Hypothèse. Les commentaires du Cantique produits à Saint-Victor au XIIe siècle reprennent des explications littérales attestées chez Rachi, par l’intermédiaire de contacts directs avec des maîtres juifs de Champagne.

État de la question
L’influence juive sur les victorins est établie pour d’autres livres ; le Cantique reste moins étudié.
Corpus
Rachi sur le Cantique ; commentaires victorins ; glosa ordinaria ; témoignages de contacts.
Méthode
Comparer les explications littérales et rechercher les marques de transmission.

Ce qui la réfuterait : Des explications communes attestées dans la tradition latine antérieure.

H3. Le targum du Cantique et l’histoire

  • Master
  • Études targumiques
  • 12-18 mois

Hypothèse. La périodisation de l’histoire d’Israël dans le targum du Cantique suit un schéma des quatre royaumes comparable à celui de Daniel, et son terme permet de dater la composition après la conquête arabe.

État de la question
La datation tardive est admise ; les indices précis sont discutés.
Corpus
Targum du Cantique (éd. Alexander) ; Dn 2 et 7 ; midrashim sur les quatre royaumes.
Méthode
Identifier les royaumes nommés et leur ordre.

Ce qui la réfuterait : Une périodisation ne dépassant pas l’époque romaine.

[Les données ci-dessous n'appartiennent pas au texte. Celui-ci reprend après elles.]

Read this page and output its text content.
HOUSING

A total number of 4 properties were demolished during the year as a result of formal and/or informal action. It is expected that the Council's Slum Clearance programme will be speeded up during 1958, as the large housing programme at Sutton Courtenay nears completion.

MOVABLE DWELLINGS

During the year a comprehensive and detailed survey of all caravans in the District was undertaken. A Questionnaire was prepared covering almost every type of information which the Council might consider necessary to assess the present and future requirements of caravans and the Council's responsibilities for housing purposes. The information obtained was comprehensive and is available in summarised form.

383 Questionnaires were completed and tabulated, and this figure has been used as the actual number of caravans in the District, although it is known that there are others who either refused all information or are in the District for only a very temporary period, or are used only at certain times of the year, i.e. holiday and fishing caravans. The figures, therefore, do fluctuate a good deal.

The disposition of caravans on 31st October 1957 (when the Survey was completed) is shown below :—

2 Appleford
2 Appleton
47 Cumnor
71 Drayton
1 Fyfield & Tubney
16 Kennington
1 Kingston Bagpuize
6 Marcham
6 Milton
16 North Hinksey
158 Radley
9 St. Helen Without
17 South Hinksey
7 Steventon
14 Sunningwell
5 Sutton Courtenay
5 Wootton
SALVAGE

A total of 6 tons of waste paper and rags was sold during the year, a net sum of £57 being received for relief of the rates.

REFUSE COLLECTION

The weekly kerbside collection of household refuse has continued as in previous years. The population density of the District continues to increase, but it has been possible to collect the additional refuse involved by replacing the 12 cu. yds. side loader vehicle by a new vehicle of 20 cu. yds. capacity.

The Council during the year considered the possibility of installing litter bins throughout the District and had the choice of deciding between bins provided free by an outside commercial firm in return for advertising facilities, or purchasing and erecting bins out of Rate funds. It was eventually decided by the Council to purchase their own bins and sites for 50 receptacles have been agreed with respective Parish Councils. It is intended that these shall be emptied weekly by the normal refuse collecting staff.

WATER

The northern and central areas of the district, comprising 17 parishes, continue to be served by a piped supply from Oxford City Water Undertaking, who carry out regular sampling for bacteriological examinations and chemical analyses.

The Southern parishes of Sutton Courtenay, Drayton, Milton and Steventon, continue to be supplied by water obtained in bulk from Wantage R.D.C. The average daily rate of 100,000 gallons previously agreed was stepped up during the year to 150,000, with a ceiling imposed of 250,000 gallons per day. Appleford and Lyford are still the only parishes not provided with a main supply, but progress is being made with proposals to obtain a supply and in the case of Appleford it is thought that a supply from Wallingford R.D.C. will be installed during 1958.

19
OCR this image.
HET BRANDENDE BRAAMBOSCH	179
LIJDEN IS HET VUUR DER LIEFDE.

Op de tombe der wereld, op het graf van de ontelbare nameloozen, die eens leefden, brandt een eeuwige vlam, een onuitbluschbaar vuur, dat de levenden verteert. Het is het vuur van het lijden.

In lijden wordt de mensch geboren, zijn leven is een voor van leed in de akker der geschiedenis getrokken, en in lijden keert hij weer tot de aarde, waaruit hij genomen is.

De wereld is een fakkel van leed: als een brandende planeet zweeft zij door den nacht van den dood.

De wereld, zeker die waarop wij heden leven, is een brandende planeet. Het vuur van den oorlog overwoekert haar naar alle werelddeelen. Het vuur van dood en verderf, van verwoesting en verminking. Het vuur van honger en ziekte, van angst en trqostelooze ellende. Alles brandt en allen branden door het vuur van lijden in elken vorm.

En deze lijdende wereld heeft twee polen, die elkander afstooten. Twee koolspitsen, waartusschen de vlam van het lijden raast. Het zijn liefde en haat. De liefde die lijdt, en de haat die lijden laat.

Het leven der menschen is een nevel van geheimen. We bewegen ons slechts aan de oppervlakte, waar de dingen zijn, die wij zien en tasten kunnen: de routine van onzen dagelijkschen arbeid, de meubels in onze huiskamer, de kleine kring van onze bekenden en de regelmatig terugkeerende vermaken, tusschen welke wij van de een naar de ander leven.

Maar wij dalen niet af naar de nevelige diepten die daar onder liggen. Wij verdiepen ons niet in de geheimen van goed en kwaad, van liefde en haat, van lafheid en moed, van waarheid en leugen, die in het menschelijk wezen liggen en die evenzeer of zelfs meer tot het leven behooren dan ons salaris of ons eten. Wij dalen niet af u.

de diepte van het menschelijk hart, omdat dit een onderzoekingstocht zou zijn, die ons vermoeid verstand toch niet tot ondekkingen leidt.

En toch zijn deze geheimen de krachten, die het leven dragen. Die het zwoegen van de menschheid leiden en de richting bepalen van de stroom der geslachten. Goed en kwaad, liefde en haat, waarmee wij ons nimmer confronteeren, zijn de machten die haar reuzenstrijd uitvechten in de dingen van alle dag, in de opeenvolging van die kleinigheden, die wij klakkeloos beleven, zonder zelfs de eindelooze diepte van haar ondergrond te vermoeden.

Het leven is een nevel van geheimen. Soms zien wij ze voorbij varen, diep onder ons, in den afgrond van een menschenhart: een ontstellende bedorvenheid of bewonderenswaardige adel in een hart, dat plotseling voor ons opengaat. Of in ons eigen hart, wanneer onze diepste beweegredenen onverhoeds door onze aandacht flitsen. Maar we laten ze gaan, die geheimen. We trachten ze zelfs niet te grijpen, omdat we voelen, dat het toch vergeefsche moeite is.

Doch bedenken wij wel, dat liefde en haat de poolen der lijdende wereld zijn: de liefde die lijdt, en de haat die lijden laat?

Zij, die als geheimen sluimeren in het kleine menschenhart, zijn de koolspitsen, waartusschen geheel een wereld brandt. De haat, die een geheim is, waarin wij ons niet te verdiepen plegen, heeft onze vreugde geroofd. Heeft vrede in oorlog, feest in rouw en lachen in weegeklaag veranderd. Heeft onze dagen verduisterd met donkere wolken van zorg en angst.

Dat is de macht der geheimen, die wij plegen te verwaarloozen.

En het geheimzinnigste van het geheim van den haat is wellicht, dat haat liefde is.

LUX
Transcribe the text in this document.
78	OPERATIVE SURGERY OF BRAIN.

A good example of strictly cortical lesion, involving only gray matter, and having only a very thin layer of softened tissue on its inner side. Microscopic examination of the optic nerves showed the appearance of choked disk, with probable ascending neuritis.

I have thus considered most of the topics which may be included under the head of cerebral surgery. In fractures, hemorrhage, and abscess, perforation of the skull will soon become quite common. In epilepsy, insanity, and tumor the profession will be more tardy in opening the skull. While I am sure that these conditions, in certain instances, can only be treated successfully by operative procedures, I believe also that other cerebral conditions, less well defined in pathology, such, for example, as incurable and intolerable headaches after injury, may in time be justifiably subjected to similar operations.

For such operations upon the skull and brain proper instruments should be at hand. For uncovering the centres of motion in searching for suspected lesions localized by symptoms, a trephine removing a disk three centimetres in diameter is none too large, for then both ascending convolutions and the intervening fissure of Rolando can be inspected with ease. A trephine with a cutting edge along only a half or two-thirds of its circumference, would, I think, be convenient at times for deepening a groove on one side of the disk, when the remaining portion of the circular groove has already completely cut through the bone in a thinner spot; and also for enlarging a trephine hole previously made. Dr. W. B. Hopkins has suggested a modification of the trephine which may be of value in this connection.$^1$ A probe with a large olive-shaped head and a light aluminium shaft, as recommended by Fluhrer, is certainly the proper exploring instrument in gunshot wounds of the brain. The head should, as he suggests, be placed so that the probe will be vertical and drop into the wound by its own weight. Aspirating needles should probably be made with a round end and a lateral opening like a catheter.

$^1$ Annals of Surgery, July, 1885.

H4. Théodore de Mopsueste et la Tossefta

  • Master
  • Histoire comparée de l’exégèse
  • 12-18 mois

Hypothèse. La condamnation de la lecture littérale du Cantique en 553 et l’interdiction rabbinique de le chanter en banquet répondent à un même phénomène : un usage profane du poème attesté dans l’Antiquité tardive.

État de la question
Les deux dossiers sont étudiés séparément ; leur rapprochement n’a pas été systématisé.
Corpus
Actes du deuxième concile de Constantinople ; fragments de Théodore ; t. Sanhédrin 12,10 ; b. Sanhédrin 101a.
Méthode
Comparer les descriptions de l’usage réprimé de part et d’autre.

Ce qui la réfuterait : Des motifs de condamnation sans rapport avec un usage profane.

H5. La lecture du Cantique le vendredi soir

  • Master
  • Liturgie
  • 12-18 mois

Hypothèse. L’usage de lire le Cantique à l’entrée du chabbat naît dans la kabbale de Safed et se diffuse d’abord dans les rites séfarades et orientaux avant d’être adopté par les hassidim.

État de la question
L’origine safedienne est admise ; la chronologie de la diffusion n’est pas établie.
Corpus
Rituels séfarades, orientaux et hassidiques des XVIe-XIXe siècles ; écrits de l’école de Louria.
Méthode
Dater la première attestation dans chaque rite.

Ce qui la réfuterait : Une attestation ashkénaze antérieure à Safed.

Bibliographie sélective

Commentaires et éditions

  • Alexander, Philip S. The Targum of Canticles. ArBib 17A. Collegeville : Liturgical Press, 2003.
  • Exum, J. Cheryl. Song of Songs. OTL. Louisville : Westminster John Knox, 2005.
  • Pope, Marvin H. Song of Songs. AB 7C. Garden City : Doubleday, 1977.
  • Tournay, Raymond J., et Miguel Nicolau. Le Cantique des cantiques. Paris : Cerf, 1967.

Études

  • Fox, Michael V. The Song of Songs and the Ancient Egyptian Love Songs. Madison : University of Wisconsin Press, 1985.
  • Kingsmill, Edmée. The Song of Songs and the Eros of God. Oxford : Oxford University Press, 2009.
  • Trible, Phyllis. God and the Rhetoric of Sexuality. Philadelphie : Fortress, 1978.
  • Urbach, Ephraim E. « The Homiletical Interpretations of the Sages and the Expositions of Origen on Canticles ». Scripta Hierosolymitana 22 (1971) : 247-275.